Beijing mengecam pernyataan itu, dengan Kedutaan Besar China di Inggris mengatakan bahwa “urusan internal China tidak boleh diintervensi, reputasi China tidak boleh difitnah, dan kepentingan China tidak boleh dilanggar.”
Kedutaan menambahkan bahwa mereka menganggap posisi G7 di Taiwan dan situasi di Xinjiang dan Hong Kong sebagai distorsi fakta yang mengungkap “niat jahat dari beberapa negara seperti Amerika Serikat.”
Pemerintahan Biden telah meningkatkan bantuan militer ke Taiwan dan memperluas dukungan diplomatik ke pulau itu sejak ia menjabat pada Januari.
Untuk diketahui, Gedung Putih mengirim delegasi diplomatik ke pulau itu pada bulan April untuk “menandakan” komitmen “pribadi” presiden ke Taipei .
Sebulan sebelumnya, kepala Komando Indo-Pasifik AS Laksamana Philip Davidson memperingatkan anggota parlemen di Washington bahwa China dapat “menyerang” Taiwan dalam “enam tahun ke depan”.
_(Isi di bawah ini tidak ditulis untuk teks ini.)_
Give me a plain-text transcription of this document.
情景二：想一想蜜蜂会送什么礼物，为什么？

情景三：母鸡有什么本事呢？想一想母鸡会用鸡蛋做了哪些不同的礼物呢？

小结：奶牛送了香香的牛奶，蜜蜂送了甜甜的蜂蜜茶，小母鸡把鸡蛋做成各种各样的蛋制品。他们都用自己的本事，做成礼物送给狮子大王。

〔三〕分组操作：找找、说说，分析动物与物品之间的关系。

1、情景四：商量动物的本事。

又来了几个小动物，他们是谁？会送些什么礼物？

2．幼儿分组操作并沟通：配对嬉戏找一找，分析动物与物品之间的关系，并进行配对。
Beijing menolak klaim “invasi”, dengan mengatakan bahwa “beberapa orang AS” menggunakan masalah Taiwan untuk “meningkatkan ancaman militer China” sebagai alasan untuk meningkatkan pengeluaran militer Amerika dan ikut campur di luar negeri.
Pekan lalu, sekelompok senator AS tiba di Taiwan untuk menyatakan dukungan AS ke pulau itu. Kementerian pertahanan China mengecam kunjungan itu sebagai “provokasi keji.”
Juga Ahad lalu, Menteri Luar Negeri AS Antony Blinken mengonfirmasi bahwa Washington “terlibat dalam percakapan” dengan Taiwan dan akan segera mengerjakan “semacam perjanjian kerangka kerja” dengan pemerintahnya.
Dia juga mengkonfirmasi rencana AS untuk menyediakan senjata tambahan ke pulau itu di tengah “kekhawatiran nyata” tentang “agresi” Beijing.
Washington secara resmi berkomitmen pada apa yang disebut kebijakan Satu China yang mengakui Republik Rakyat sebagai satu-satunya perwakilan China secara internasional setelah memutuskan hubungan diplomatik dengan Taipei pada akhir 1970-an.
Secara tidak resmi, AS terus memberikan bantuan diplomatik dan militer ke pulau itu selama beberapa dekade, dan mendukung upaya politisi pulau itu untuk mencegah reunifikasi damai Taiwan dengan daratan.